研究課題/領域番号 |
26293198
|
研究機関 | 京都大学 |
研究代表者 |
陳 和夫 京都大学, 医学(系)研究科(研究院), 教授 (90197640)
|
研究分担者 |
松田 文彦 京都大学, 医学(系)研究科(研究院), 教授 (50212220)
田原 康玄 京都大学, 医学(系)研究科(研究院), 准教授 (00268749)
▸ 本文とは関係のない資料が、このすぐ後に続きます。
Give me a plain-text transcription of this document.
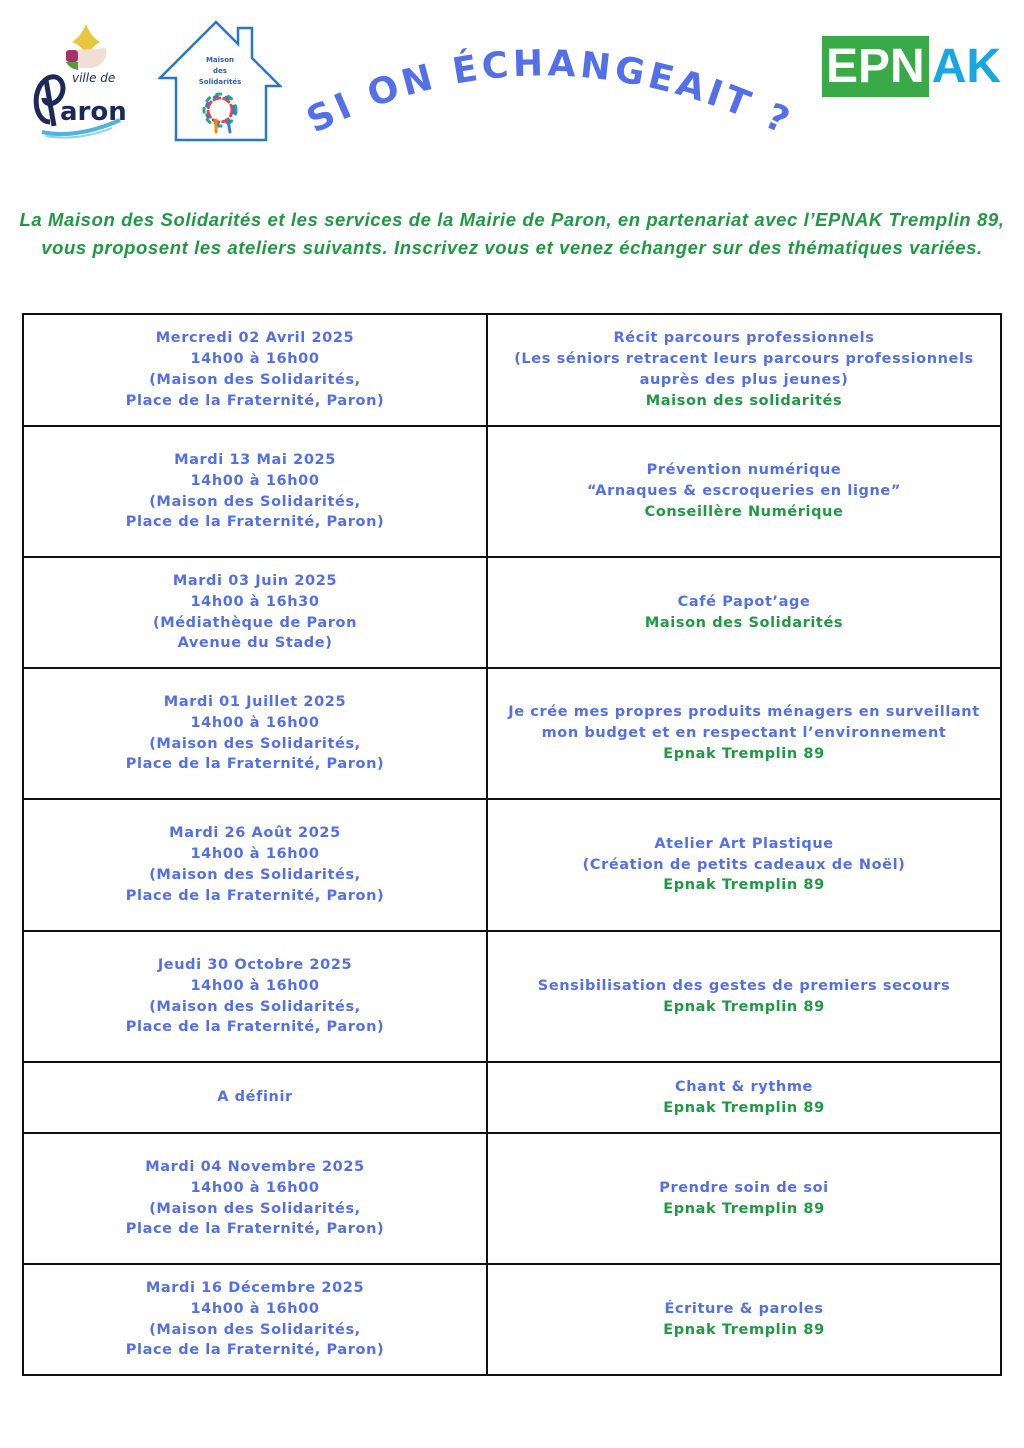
ville de
aron
Maison
des
Solidarités
SI ON ÉCHANGEAIT ?
EPN AK
La Maison des Solidarités et les services de la Mairie de Paron, en partenariat avec l’EPNAK Tremplin 89, vous proposent les ateliers suivants. Inscrivez vous et venez échanger sur des thématiques variées.
Mercredi 02 Avril 2025
14h00 à 16h00
(Maison des Solidarités,
Place de la Fraternité, Paron)	Récit parcours professionnels
(Les séniors retracent leurs parcours professionnels
auprès des plus jeunes)
Maison des solidarités

Mardi 13 Mai 2025
14h00 à 16h00
(Maison des Solidarités,
Place de la Fraternité, Paron)	Prévention numérique
“Arnaques & escroqueries en ligne”
Conseillère Numérique

Mardi 03 Juin 2025
14h00 à 16h30
(Médiathèque de Paron
Avenue du Stade)	Café Papot’age
Maison des Solidarités

Mardi 01 Juillet 2025
14h00 à 16h00
(Maison des Solidarités,
Place de la Fraternité, Paron)	Je crée mes propres produits ménagers en surveillant
mon budget et en respectant l’environnement
Epnak Tremplin 89

Mardi 26 Août 2025
14h00 à 16h00
(Maison des Solidarités,
Place de la Fraternité, Paron)	Atelier Art Plastique
(Création de petits cadeaux de Noël)
Epnak Tremplin 89

Jeudi 30 Octobre 2025
14h00 à 16h00
(Maison des Solidarités,
Place de la Fraternité, Paron)	Sensibilisation des gestes de premiers secours
Epnak Tremplin 89

A définir	Chant & rythme
Epnak Tremplin 89

Mardi 04 Novembre 2025
14h00 à 16h00
(Maison des Solidarités,
Place de la Fraternité, Paron)	Prendre soin de soi
Epnak Tremplin 89

Mardi 16 Décembre 2025
14h00 à 16h00
(Maison des Solidarités,
Place de la Fraternité, Paron)	Écriture & paroles
Epnak Tremplin 89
若村 智子 京都大学, 医学(系)研究科(研究院), 教授 (40240452)
室 繁郎 京都大学, 医学(系)研究科(研究院), 講師 (60344454)
谷澤 公伸 京都大学, 医学(系)研究科(研究院), 助教 (20639140)
|
研究期間 (年度) |
2014-04-01 – 2017-03-31
|
キーワード | 肺機能測定 / 睡眠時間 / 睡眠呼吸障害 / 大規模コホート / アクチグラフ / 睡眠障害 / 慢性閉塞性肺疾患 / 気管支喘息 |
研究実績の概要 |
長浜コホートにて本研究の2年間で約8000名の肺機能測定を行った。また、睡眠日誌、アクチグラフ、携帯型酸素飽和度測定器を用いた客観的な睡眠時間と睡眠呼吸障害の程度を8000名中の7000名において行った。また、長浜コホートI期の資料から、膝痛、背部痛と睡眠時間の関連を報告した。(Murase K, Chin K et al. Knee Pain and Low Back Pain Additively Disturb Sleep in the General Population: A Cross-Sectional Analysis of the Nagahama Study. PLoS One. 2015;10:e0140058). すでに解析が終わった2689人の平均睡眠時間は6.64+/-1.1時間であり、我々が過去に近畿の大都市部で調査した成人男子の平均睡眠時間6.00+/-0.84時間に比して有意に短縮していた。中都市長浜市住民の平均睡眠時間6時間未満の人は26%であったが、大都市部では45%であった。また、睡眠呼吸障害の程度を表す睡眠1時間あたりの3%酸素飽和度低下数は長浜平均7.5+/-6.1回/時間、大都市部10.6+/-11.4回/時間であった。異常を示す1時間5回以上は長浜55%で、大都市60%であったが、治療を要する15回以上は長浜9.8%、大都市部22%と大都市部では明らかに重症化している参加者が多かった。 また、肺機能以外の睡眠時血圧、頸動脈エコー、認知機能(MCI)テストなど、全身病態との注目を集めている気道疾患の関連病態も併せて調査している。
|
現在までの達成度 (区分) |
現在までの達成度 (区分)
2: おおむね順調に進展している
理由
コホート内の肺機能測定患者はほぼ予定数であり、客観的な睡眠時間、睡眠呼吸障害測定数は予定数を超え7000名に達した。また、研究実績の概要内の論文以外にも Tabara Y et al. Relationship among Chlamydia and Mycoplasma pneumoniae seropositivity, IKZF1 genotype, and chronic obstructive pulmonary disease in a general Japanese population: the Nagahama study. Medicine in press. Yumi I, et al. Mouth breathing, another risk factor for asthma: the Nagahama Study. Allergy. in pressも発表し、発表論文数もほぼ予定通りである。今年度も当初の予定に加えて約2000名のコホートから資料作成予定ある。本年度のコホートは比較的に青壮年層が多くなり、本コホート構成年齢層の均等化が図れると期待されている。今年度の2000名を加えると約9000名の肺機能資料と客観的睡眠時間、睡眠呼吸障害資料が収集されることになるので、本研究課題は順調に進捗していると考えている。 このように、集積症例数は当初の予定より進んでいるが、採取資料の不良資料などの鑑別に多大な労力を要し、資料整理については若干の遅れを生じている。 予定より多い症例数とやや遅れている資料整理を統合すると計画はおおむね順調に進展していると判断した。
|
今後の研究の推進方策 |
当初は予定では本年度は資料収集のない年度であったが、コホート研究の精度を高めるために上記のように青壮年層を中心としたコホート参加者2000名を予定している。9月からコホートの検診再開となり、予備日も含めて来年2月に終了予定である。現状までの約7000名の資料を整理して、慢性閉塞性肺疾患(COPD),気管支喘息などの気道疾患や観察期間5年間の急速肺機能低下群と睡眠呼吸障害(無呼吸低呼吸数、酸素飽和度低下数、酸素飽和度90%以下時間など)、睡眠障害(睡眠時間の長短、睡眠分断)などとの関連を検討する。近年、COPDに睡眠呼吸障害を合併するoverlap症候群はCOPD単独よりも増悪の増加、予後悪化が報告されているので、本コホートでも、COPD単独、睡眠時無呼吸単独、overlap症候群、両者のない健常群を比較して、気道疾患病態悪化に与える睡眠の影響を包括的に解析する。本コホートでは肺機能以外の睡眠時血圧、頸動脈エコー、認知機能(MCI)テストなど、全身病態に関連する諸種パラメーターが測定されているので、気道疾患と全身病態を睡眠障害を含めて検討し、気道疾患の全身病態に与える影響を総括する。
|
次年度使用額が生じた理由 |
物品費(睡眠検査消耗品代)が予定よりも少なかったのでその分残った。
|
次年度使用額の使用計画 |
その他(英語論文校閲代金)の予算に加えて使用していく。